The quarrel between Vilner and Rasseyner revolves around who is a good Jew—not in the sense of “a Jew who is a good person,” but rather one who is good at being a Jew. Vilner fervently and honestly hopes that when the pair meet again he will be “as Jewish then as I am today,” but by 1952 Grade knew precisely where his choices had led him. The dreams of his Yiddishist circle in Vilna lay quite literally dead and buried, and Grade had a new American audience largely oblivious to the web of Jewish allusions that permeate his writing. He could not seriously claim to have solved the riddle of being a good Jew without religion. The real question is why he couldn’t be a good Jew the old-fashioned way, and the answer to that is the real subject of the debate, at least from Vilner’s perspective: not Judaism, but Novaredok.

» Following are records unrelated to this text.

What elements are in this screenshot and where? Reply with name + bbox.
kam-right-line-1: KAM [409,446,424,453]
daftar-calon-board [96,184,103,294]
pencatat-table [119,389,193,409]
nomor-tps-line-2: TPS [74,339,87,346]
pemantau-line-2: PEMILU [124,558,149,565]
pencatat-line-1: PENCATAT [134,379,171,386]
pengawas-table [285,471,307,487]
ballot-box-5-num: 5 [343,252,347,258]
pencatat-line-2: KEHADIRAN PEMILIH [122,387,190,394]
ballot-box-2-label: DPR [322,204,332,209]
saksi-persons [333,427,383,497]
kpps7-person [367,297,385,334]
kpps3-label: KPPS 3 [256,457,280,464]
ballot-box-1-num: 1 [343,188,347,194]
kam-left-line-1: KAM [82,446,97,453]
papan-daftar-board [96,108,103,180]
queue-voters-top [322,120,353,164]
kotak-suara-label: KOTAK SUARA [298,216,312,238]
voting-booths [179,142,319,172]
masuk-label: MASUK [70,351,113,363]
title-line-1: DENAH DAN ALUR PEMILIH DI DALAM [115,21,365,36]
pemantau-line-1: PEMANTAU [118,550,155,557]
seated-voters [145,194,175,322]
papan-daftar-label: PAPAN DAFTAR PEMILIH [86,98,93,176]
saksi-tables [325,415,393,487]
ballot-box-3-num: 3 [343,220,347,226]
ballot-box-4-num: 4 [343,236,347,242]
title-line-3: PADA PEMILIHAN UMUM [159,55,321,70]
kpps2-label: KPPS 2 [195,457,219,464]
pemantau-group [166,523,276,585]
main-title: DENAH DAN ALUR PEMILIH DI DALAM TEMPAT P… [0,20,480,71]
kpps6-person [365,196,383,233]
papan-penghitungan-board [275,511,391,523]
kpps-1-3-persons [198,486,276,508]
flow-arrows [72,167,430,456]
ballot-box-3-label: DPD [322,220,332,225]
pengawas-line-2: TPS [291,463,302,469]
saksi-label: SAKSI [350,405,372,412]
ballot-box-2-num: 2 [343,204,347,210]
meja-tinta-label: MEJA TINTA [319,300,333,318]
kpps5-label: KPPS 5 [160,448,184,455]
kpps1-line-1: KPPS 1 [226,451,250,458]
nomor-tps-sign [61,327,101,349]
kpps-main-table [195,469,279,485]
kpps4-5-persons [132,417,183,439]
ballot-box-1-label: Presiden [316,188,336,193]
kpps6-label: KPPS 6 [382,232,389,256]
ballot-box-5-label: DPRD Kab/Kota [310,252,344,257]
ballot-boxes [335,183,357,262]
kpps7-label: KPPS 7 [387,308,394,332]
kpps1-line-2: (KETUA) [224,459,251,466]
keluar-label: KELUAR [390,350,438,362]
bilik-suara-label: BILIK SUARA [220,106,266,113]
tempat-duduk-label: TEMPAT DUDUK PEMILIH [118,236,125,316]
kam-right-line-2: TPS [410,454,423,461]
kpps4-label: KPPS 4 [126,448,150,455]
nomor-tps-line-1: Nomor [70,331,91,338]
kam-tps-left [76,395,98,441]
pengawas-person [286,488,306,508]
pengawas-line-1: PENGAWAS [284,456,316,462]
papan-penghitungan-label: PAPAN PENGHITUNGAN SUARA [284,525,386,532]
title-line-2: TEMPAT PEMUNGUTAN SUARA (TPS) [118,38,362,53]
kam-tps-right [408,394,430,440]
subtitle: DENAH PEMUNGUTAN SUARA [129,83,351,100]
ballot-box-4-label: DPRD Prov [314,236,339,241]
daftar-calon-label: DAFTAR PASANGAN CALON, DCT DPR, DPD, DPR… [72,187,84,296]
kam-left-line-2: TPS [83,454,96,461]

Vilner cannot offer a convincing portrait of secular Jewish identity, but he can make a stunning indictment of those who, in his opinion, had forced him out of Orthodoxy, one Grade subsequently developed further through the character of Tsemakh Atlas in The Yeshiva. For Grade, Judaism had been irrevocably ruined by his experiences in a torture chamber doubling as a yeshiva where he was subject to “butchers of the soul” who “talk themselves into believing that human beings can tear their lower urges out of themselves and lop them off.” When Vilner demands an apology, telling Rasseyner, “It’s your fault that we moved too far away from Jewish tradition!” Grade really means it. Or as he later put it in a revealing interview, “what made me a poet was the fact that I was a coward, since I didn’t have the strengths to become what I believe a person should become. And this is also thanks to the Musarniks.”
For this reason, I believe attempts to find in Rasseyner an eternal or recurring character misconstrue the true nature of Grade’s internal conflict. From time to time, all of us will come across the prig and the bully, but few of us, thank God, will ever know what it is like to meet a real Hersh Rasseyner, for the same reason we won’t know what it feels like to be a real Chaim Vilner, because we have never been members of an anti-human cult. Grade was, and he suffered for it until the end of his life. Right at the beginning of the story Rasseyner confidently affirms what he believes to be an indictment of Vilner, but is unavoidably an indictment of himself:
You surely know the saying among us: whoever has learned Musar can have no enjoyment in his life. Chaim Vilner, you will remain a cripple. You will be deformed for the rest of your life.
But, in truth, this is not Rasseyner talking, it is Grade himself, and he knew only too well how true it was.